Step 8: Create an AWS Lambda Function for Data Processing

  1. In the AWS Management Console, navigate to AWS Lambda and click “Create function”.
  2. Choose “Author from scratch” and give your function a name (e.g., “RaspberryPiDataProcessor”).
  3. Select Python 3.8 as runtime and create a new role with basic Lambda execution permissions.
  4. In the “Function code” section, enter the following code:
import json

def lambda_handler(event, context):
    # Extract sensor data from MQTT message
    message = event["Records"][0]["Sns"]["Message"]
    data = json.loads(message)
    
    # Process the data (e.g., store it in a database or trigger an alert)
    print("Temperature:", data["temperature"])
    print("Humidity:", data["humidity"])
  1. Under “Designer”, add an SNS topic as a trigger for your Lambda function (create one if needed). The topic should match the one subscribed to by your Lambda function (e.g., raspberrypi).
  2. Click “Deploy” and test your function using the sample MQTT message from earlier:
{
  "temperature": 25,
  "humidity": 40
}

If everything works correctly, you should see the temperature and humidity values printed in the Lambda function’s logs.
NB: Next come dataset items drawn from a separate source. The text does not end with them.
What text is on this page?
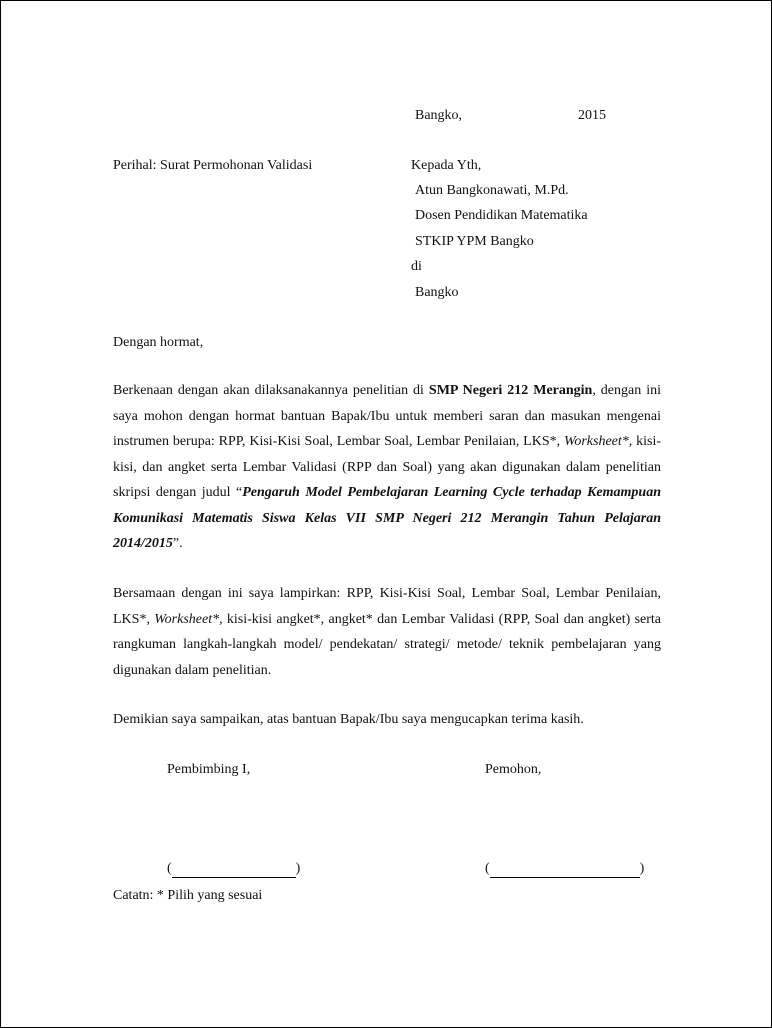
Bangko,	2015
Perihal: Surat Permohonan Validasi	Kepada Yth,
Atun Bangkonawati, M.Pd.
Dosen Pendidikan Matematika
STKIP YPM Bangko
di
Bangko
Dengan hormat,

Berkenaan dengan akan dilaksanakannya penelitian di SMP Negeri 212 Merangin, dengan ini saya mohon dengan hormat bantuan Bapak/Ibu untuk memberi saran dan masukan mengenai instrumen berupa: RPP, Kisi-Kisi Soal, Lembar Soal, Lembar Penilaian, LKS*, Worksheet*, kisi-kisi, dan angket serta Lembar Validasi (RPP dan Soal) yang akan digunakan dalam penelitian skripsi dengan judul “Pengaruh Model Pembelajaran Learning Cycle terhadap Kemampuan Komunikasi Matematis Siswa Kelas VII SMP Negeri 212 Merangin Tahun Pelajaran 2014/2015”.

Bersamaan dengan ini saya lampirkan: RPP, Kisi-Kisi Soal, Lembar Soal, Lembar Penilaian, LKS*, Worksheet*, kisi-kisi angket*, angket* dan Lembar Validasi (RPP, Soal dan angket) serta rangkuman langkah-langkah model/ pendekatan/ strategi/ metode/ teknik pembelajaran yang digunakan dalam penelitian.

Demikian saya sampaikan, atas bantuan Bapak/Ibu saya mengucapkan terima kasih.
Pembimbing I,	Pemohon,
(	)	(	)
Catatn: * Pilih yang sesuai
Step 9: Subscribe AWS IoT to SNS Topic

  1. In the AWS Management Console, navigate to AWS IoT Core and click “Manage”.
  2. Click on “Act” and select “Subscribe to SNS topic”. Choose the SNS topic created earlier (e.g., raspberrypi) and click “Subscribe”.
  3. Confirm the subscription in your email.

Now, every time sensor data is published from Raspberry Pi, it will be forwarded to the SNS topic, which triggers your Lambda function for processing. You can add more logic to this Lambda function to store the data in a database or trigger alerts based on certain conditions.